Creating Engaging Reading Comprehension Preperation

Student Engagement:

Reading comprehension is seldom a classroom activity that is anticipated with excitement, nor is it typically a captivating assignment that students enjoy completing. As an ELA teacher, it is my obligation to create and instruct engaging lessons for all subject matter; rather than reserving creative approaches to literature for smaller tasks, such as a film study and maintain traditional approaches of paper quizzes for reading comprehension, I decided to integrate engaging material into reading comprehension test preparation as well.

DERs provide an imaginative and engaging medium for students to practice reading comprehension skills and strategies. This operates both on the level of student interest in reading as well as using a "game" to create interesting learning material.

It is important to note that I did not conduct any tests to see if implementing DERs improved students' reading comprehension test scores, as I did not do any formal studies of students before and after completing DERs.
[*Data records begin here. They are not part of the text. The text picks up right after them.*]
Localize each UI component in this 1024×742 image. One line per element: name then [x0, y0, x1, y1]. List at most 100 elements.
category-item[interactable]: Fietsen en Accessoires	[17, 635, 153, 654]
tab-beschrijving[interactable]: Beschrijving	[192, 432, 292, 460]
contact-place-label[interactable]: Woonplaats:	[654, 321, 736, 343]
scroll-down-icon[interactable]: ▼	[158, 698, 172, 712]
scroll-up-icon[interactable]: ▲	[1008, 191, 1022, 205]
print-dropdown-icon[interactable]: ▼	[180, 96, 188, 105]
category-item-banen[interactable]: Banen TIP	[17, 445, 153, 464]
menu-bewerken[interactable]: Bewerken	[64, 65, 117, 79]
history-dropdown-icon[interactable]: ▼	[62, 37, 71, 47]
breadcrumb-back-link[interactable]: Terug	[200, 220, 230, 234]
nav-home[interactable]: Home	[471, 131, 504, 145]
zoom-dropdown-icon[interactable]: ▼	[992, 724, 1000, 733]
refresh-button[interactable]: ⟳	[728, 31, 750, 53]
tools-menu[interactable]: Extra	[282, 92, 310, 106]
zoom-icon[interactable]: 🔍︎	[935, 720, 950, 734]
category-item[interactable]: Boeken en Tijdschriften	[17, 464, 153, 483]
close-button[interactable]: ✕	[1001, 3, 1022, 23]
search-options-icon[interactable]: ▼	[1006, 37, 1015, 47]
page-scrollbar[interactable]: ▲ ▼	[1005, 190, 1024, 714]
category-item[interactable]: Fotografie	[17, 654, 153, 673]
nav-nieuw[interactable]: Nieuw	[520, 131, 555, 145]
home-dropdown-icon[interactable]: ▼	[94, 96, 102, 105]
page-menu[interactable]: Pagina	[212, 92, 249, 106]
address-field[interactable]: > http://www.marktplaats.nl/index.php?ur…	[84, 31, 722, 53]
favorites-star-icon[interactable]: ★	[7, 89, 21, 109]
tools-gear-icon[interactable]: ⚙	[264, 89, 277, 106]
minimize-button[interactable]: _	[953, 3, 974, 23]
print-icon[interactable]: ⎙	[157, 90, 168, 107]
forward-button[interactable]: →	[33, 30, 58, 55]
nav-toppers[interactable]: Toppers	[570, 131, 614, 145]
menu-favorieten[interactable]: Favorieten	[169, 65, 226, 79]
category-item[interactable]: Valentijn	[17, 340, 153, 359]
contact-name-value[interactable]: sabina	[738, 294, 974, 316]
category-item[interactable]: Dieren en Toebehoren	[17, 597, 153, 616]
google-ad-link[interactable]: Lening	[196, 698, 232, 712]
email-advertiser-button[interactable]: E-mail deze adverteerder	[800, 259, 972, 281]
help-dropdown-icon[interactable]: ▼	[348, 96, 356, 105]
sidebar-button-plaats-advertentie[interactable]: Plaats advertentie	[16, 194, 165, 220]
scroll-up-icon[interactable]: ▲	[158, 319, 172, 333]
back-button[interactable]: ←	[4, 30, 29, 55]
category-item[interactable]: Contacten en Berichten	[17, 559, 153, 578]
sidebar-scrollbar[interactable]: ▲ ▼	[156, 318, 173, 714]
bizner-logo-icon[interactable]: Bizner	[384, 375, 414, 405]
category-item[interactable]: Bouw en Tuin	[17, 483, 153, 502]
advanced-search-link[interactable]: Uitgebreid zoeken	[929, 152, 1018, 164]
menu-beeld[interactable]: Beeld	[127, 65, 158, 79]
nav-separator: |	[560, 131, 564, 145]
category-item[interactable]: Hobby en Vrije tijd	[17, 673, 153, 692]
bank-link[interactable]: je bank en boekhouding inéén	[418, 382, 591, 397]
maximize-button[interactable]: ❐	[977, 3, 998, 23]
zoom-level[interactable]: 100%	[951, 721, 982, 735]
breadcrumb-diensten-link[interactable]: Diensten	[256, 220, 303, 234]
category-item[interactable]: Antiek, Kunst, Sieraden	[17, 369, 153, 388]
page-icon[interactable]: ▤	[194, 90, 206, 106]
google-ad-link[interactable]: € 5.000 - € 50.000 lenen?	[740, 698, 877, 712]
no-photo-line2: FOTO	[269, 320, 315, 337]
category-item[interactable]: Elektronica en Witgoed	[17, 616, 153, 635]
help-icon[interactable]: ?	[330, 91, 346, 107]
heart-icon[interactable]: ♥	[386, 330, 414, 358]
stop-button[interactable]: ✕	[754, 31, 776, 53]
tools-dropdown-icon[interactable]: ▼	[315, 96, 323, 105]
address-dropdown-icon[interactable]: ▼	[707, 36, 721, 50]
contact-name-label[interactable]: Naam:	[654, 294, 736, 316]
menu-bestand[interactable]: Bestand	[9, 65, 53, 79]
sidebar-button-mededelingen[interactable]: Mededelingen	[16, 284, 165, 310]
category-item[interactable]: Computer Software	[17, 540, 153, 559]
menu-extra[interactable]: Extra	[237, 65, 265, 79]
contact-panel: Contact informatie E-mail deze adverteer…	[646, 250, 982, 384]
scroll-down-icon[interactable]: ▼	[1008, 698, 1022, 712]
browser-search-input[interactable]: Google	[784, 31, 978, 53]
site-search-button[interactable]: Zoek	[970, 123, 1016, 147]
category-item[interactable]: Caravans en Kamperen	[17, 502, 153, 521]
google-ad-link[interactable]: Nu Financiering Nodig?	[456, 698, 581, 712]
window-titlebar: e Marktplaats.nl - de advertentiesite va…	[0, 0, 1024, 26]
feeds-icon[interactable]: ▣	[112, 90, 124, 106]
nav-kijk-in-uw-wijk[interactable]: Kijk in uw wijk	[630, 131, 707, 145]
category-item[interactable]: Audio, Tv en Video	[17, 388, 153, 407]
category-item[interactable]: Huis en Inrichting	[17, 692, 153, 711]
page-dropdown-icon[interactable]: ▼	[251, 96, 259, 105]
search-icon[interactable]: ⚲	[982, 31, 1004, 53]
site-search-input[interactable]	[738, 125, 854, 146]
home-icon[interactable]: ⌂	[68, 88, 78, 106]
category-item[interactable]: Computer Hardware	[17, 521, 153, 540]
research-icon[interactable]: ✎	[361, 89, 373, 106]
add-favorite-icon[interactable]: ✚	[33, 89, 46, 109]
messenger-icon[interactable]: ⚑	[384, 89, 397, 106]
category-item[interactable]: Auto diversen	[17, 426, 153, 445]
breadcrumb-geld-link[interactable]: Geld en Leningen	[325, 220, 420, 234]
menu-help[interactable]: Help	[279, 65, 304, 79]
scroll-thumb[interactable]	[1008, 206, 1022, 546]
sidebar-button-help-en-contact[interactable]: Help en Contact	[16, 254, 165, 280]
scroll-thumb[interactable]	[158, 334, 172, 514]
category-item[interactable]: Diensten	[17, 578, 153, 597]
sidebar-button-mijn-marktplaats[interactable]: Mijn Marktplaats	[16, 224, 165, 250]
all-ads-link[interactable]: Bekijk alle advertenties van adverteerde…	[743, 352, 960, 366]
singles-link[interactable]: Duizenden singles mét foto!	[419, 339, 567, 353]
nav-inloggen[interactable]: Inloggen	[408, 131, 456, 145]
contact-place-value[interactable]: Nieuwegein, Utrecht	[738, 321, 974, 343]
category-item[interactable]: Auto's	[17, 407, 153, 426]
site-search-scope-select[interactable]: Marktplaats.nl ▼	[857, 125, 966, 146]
Rather, this portion of inquiry was to find a way to better engage students in reading comprehension material/preparation.

Interest:

In a study of Korean adolescents, Bong Gee Jang and Ji Hoon Ryoo find that "reading attitudes significantly predicted reading comprehension scores (Jang & Ryoo, 2018, p. 1769). Implementing engaging reading comprehension instructional methods begins with addressing attitudes towards reading. My class consists of a range of readers, from students who choose to read at home for entertainment and educational purposes, and students to pretend to read during silent reading time; some students find regular reading comprehension engaging, and others find it dull and draining. I see it as my job to spark interest in the latter category of students, while challenging the former.


Initial work to maintain positive attitudes towards reading and literature was developed daily in my classroom. This included daily silent reading (culminating in a Book Talk) as well as open discussions about literature relevant to them. Having students read daily immerses them in their choice of fictional literature; while this will culminate in a summative assessment of its own, it also provided students with the opportunity to choose their own literature that they like, based on topics and themes that they personally enjoy. Having open discussions about literature also allows students to contemplate important, and quite often controversial, topics that affect their lives. Students were able to connect real life issues with literature, therefore creating relevant and intriguing connections to written literature. This was exemplified when discussing race, disability, and mental health when completing our novel study on Pamela Porter's The Crazy Man.

Creating a DER turns reading into an adventure. Students become “book detectives” and gives students who prefer science/math subjects due to their empirical nature a fresh outlook on literature. Having students go through a DER as opposed to recycling old reading comprehension tests time after time also gives students a low pressure way to explore necessary skills. It is important to note that I did implement DERs alongside old PAT questions as formative quizzes in order to provide context into actual PAT questions and test situations. While I did not have time to create an escape room based around past PAT questions, this is a strategy that could be implemented to enhance interest among students.



Games as Education:

"[a]s we reimagine English and language arts curricula to engage with the texts and literacies of our times, games occupy an important place as challenging but important hybrid textual forms that are inextricably linked with action. Indeed, they are embodiments of multiliteracies and richly intertextual sites for learning and play." (Beavis, 2014, p. 439).

Providing students with a chance to explore literature moves ELA out of books and papers and into a world of imaginative learning. Not only are students reading, but they are also doing as well. In Catherine Beavis's "Video Games in the English Classroom," video games are used as an exploratory way to navigate twenty-first century literacies. Not only do students develop reading comprehension skills, but digital literacy skills as well.

While DERs are far from a complex technology (a simple PowerPoint with hyperlinks), students must be able to navigate this technology in order to decipher the literature in front of them. Furthermore, creating DERs is just a way of simply making literature fun for students, which undoubtedly aids in their attitudes towards reading.